我正在尝试在python中使用一个新包,即MERF(混合效果随机森林)。当我想将200000+行的数据与少量的簇(<100)拟合时,该模型始终会输出一条内存错误消息。我认为问题在于群集的数量。当我使用非常大的群集号(> 10000)时,它给出了有效的输出。
from merf import MERF
merf = MERF()
clusters_train = np.array([])
for i in np.arange(len(df_train)):
if 1570<=df_train['fss'][i]<=1875:
clusters_train = np.append(clusters_train,1)
elif 1510<=df_train['fss'][i]<=1569:
clusters_train = np.append(clusters_train,2)
elif 1450<=df_train['fss'][i]<=1509:
clusters_train = np.append(clusters_train,3)

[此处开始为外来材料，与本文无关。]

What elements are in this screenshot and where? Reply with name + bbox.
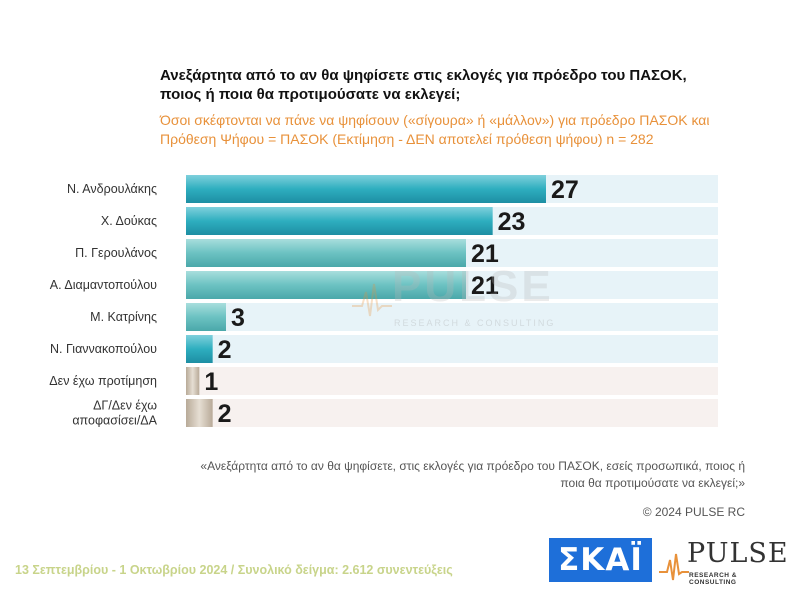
value-label: 1 bbox=[204, 368, 218, 396]
category-label: Ν. Γιαννακοπούλου bbox=[50, 342, 157, 356]
bar bbox=[186, 271, 466, 299]
category-label: Π. Γερουλάνος bbox=[75, 246, 157, 260]
value-label: 21 bbox=[471, 272, 499, 300]
pulse-logo-sub: RESEARCH & CONSULTING bbox=[689, 572, 737, 586]
skai-logo: ΣΚΑΪ bbox=[549, 538, 652, 582]
row-background bbox=[186, 367, 718, 395]
bar bbox=[186, 303, 226, 331]
row-background bbox=[186, 303, 718, 331]
pulse-mark-icon bbox=[659, 553, 689, 581]
bar bbox=[186, 367, 200, 395]
chart-title: Ανεξάρτητα από το αν θα ψηφίσετε στις εκ… bbox=[160, 67, 687, 103]
bar-chart: Ν. Ανδρουλάκης Χ. Δούκας Π. Γερουλάνος Α. Δ… bbox=[49, 175, 718, 428]
pulse-logo: PULSE RESEARCH & CONSULTING bbox=[659, 538, 788, 586]
category-label: ΔΓ/Δεν έχω αποφασίσει/ΔΑ bbox=[72, 399, 157, 428]
value-label: 2 bbox=[218, 400, 232, 428]
chart-subtitle: Όσοι σκέφτονται να πάνε να ψηφίσουν («σί… bbox=[160, 112, 710, 147]
question-footnote: «Ανεξάρτητα από το αν θα ψηφίσετε, στις … bbox=[200, 459, 745, 490]
survey-dates-sample: 13 Σεπτεμβρίου - 1 Οκτωβρίου 2024 / Συνο… bbox=[15, 563, 453, 577]
row-background bbox=[186, 335, 718, 363]
category-label: Χ. Δούκας bbox=[101, 214, 157, 228]
value-label: 2 bbox=[218, 336, 232, 364]
skai-logo-text: ΣΚΑΪ bbox=[558, 542, 643, 578]
bar bbox=[186, 175, 546, 203]
bar bbox=[186, 399, 213, 427]
bar bbox=[186, 207, 493, 235]
category-label: Δεν έχω προτίμηση bbox=[49, 374, 157, 388]
value-label: 27 bbox=[551, 176, 579, 204]
row-background bbox=[186, 399, 718, 427]
category-label: Α. Διαμαντοπούλου bbox=[50, 278, 157, 292]
value-label: 23 bbox=[498, 208, 526, 236]
bar bbox=[186, 335, 213, 363]
copyright: © 2024 PULSE RC bbox=[642, 505, 745, 519]
bar bbox=[186, 239, 466, 267]
value-label: 3 bbox=[231, 304, 245, 332]
pulse-logo-word: PULSE bbox=[687, 538, 789, 569]
value-label: 21 bbox=[471, 240, 499, 268]
category-label: Ν. Ανδρουλάκης bbox=[67, 182, 157, 196]
category-label: Μ. Κατρίνης bbox=[90, 310, 157, 324]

elif 1340<=df_train['fss'][i]<=1449:
clusters_train = np.append(clusters_train,4)
elif 1001<=df_train['fss'][i]<=1339:
clusters_train = np.append(clusters_train,5)
else:
clusters_train = np.append(clusters_train,0)
clusters_train = pd.Series(clusters_train)
X_train = df_train[['ccs','pydx','gbr']]
Z_train = df_train[['pct30p','pct90p']]
y_train = y_train['bad']
merf.fit(X_train, Z_train, clusters_train, y_train)